Голубой океан | страница 25
Однажды она попала на веб-страницу, полную завораживающих фотографий, сделанных им. На фотографиях находились природа, родной город, города и страны, в которых он побывал. Все фотографии были либо сумеречные, в лучах западающего солнца, оранжевого, как спелый перезрелый апельсин, или розового, как налив, или пурпурного, как залежавшийся гранат, либо по ним скользил, прокладывая таинственные мерцающие дорожки, лунный свет. Но тревоги в них не было. От них веяло какой-то романтикой из юности, когда заходящее солнце было ещё не для нас – просто хотелось бежать по этой розово-перламутровой морской дорожке куда-то за горизонт, туда, куда ныряет огненный шар, плыть в неизвестность долго-долго – пока не иссякнут силы, а сил тогда было ещё достаточно, чтобы горы свернуть. Свет лился сквозь листву на его фотографиях – такой мягкий, чарующий, завораживающий, и казалось, что луч солнца устраивается у тебя на лице, сушит дорожку от слезы на нём. Если и ложились на лицо тени, то это были тени от листвы, и отражали они только бег твоих пока ещё, как облака, лёгких мыслей. Вся жизнь лежала впереди. Она не была прекрасна, но она была впереди и была удивительна, многое можно было успеть, надо было суметь кем-то стать. На фотографиях серебрился серый шифер океана, который она никогда не видела живьём и который, наверное, уж никогда не увидит.
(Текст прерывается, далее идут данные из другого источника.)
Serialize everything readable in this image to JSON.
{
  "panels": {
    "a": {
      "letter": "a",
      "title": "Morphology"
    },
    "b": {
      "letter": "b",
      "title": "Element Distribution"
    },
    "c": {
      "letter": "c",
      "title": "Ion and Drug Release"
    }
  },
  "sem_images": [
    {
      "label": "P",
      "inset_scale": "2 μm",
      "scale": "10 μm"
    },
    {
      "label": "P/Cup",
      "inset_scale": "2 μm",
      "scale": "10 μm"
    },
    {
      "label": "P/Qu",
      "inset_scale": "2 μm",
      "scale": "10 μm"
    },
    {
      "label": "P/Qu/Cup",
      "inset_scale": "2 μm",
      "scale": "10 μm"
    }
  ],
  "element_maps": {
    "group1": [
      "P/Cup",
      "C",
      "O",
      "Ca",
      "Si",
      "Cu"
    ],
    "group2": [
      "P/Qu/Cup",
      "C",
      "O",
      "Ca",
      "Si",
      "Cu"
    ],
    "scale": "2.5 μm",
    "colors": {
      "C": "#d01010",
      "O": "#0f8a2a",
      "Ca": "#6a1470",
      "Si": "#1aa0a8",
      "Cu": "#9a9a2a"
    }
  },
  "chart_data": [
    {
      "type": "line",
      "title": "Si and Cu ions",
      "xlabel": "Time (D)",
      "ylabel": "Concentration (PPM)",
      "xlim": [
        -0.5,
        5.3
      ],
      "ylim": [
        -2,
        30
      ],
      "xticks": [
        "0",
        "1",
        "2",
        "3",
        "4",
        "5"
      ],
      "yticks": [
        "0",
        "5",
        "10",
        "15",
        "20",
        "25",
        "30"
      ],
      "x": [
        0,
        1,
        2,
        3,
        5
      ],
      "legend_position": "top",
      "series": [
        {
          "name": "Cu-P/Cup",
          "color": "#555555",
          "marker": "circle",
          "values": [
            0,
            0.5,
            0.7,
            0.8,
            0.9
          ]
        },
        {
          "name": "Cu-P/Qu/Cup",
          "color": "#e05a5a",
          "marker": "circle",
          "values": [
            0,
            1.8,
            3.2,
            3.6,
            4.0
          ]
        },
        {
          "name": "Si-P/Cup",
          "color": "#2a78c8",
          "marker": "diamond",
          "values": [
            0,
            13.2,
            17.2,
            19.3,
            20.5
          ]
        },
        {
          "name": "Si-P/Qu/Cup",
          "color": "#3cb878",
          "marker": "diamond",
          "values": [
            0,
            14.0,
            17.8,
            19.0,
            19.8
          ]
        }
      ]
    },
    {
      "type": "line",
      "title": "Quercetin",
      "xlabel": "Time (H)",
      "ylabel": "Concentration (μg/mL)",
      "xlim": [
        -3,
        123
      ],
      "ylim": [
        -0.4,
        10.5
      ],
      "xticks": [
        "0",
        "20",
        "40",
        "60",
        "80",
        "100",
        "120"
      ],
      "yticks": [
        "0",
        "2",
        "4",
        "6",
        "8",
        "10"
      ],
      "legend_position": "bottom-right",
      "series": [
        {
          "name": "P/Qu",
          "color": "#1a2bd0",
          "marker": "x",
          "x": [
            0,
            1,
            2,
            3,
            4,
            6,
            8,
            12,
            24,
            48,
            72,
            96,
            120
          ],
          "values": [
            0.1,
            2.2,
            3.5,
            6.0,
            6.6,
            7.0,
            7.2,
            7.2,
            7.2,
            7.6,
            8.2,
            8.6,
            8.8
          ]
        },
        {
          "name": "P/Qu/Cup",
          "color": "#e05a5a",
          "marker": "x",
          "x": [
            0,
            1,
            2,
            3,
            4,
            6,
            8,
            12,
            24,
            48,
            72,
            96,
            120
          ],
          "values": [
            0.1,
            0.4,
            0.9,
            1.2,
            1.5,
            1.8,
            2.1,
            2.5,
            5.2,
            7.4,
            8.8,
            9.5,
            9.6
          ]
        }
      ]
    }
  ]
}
Светлана послала свой вопрос о том, что он делал у этого океана. Одиссей ответил, что там был симпозиум, поездку на него финансировали люди, с которыми он общается через Интернет, а для них он делает необходимую им работу. «Там было очень холодно и одиноко, а потом приехали мои старые друзья – и стало тепло». Это было сказано так, что она будто почувствовала его сиротство в чужом городе, в чужой стране, где говорят на чужом языке, который ты хоть и понимаешь, но твой-то «птичий язык» не понимает никто. Ты бродишь невидимый в разноцветной толпе, где на ходу жуют сэндвичи, пьют кока-колу и потягивают сигары. Твоя страна далеко, но ждёт тебя там только дочь, да и то – их встречи обычно скомканы, обрывочны и редки. Распахивать душу дочери он не мог и права даже такого не имел, наверное… Родители умерли.
Теперь Света знала некоторых его друзей в лицо. И даже некоторые его мысли, которыми он делился с этими друзьями.
Следующим её открытием стала цитата Набокова в его «Живом журнале» с ремаркой: «А Набоков, Набоков-то каков! Как пишет!»